Заметили даже, что игуменья Досифея обращалась с Марией с какой-то далеко не свойственной ей нежностью, и глаза ее, обращенные на молодую женщину, порой теряли свой металлически-суровый блеск.
Эти отношения игуменьи к послушнице породили новые, уже несообразные толки. Основанием некоторые из них имели даже Петербургские события, о которых людская молва, уподобляемая Русским народом морской волне, донесла отголоски и в стены московского девичьего монастыря.
Это время было нового царствования Петра III, его более чем странных отношениях к своей супруге, впоследствии Великой Екатерине, и к фрейлине Елизавете Воронцовой.
Подобно снежному кому, придворная сплетня, украшенная и преувеличенная, прокатилась из конца в конец необъятной России. На канве этой-то сплетни вышивали свои узоры досужие монахини Новодевичьего монастыря. Они передавали друг другу шепотом, с таинственным видом, свои предположения о личности новой послушницы и охали и ахали над вопросом о людской судьбе, одним мановением своим могущей низвергнуть с высоты царских палат в земное ничтожество монастырской кельи. Как всегда бывает, все, казалось им, подтверждало их предположения.

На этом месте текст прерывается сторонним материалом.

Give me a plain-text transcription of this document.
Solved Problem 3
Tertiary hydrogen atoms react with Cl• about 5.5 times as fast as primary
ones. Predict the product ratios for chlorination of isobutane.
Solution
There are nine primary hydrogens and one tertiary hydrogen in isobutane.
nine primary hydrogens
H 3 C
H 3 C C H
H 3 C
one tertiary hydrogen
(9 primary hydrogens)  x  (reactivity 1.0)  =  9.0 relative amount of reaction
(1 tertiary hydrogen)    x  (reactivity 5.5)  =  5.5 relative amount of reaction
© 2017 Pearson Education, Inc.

Богатая карета с ливрейными гайдуками, сановный старец Бестужев, — некоторые даже узнали его имя, — лицо, имевшее силу при петербургском дворе, привезший таинственную послушницу — все было доказательством не только правдоподобия, но прямо-таки истины их догадок. Некоторые молодые послушницы, в числе которых была и знакомая нам Серафима, старались сойтись со своей новой подругой, но заметили, что матушка-игуменья косо смотрит на такое сближение, да и сама Мария была не из разговорчивых. Узнали только, что зовут ее Марией Осиповной Олениной.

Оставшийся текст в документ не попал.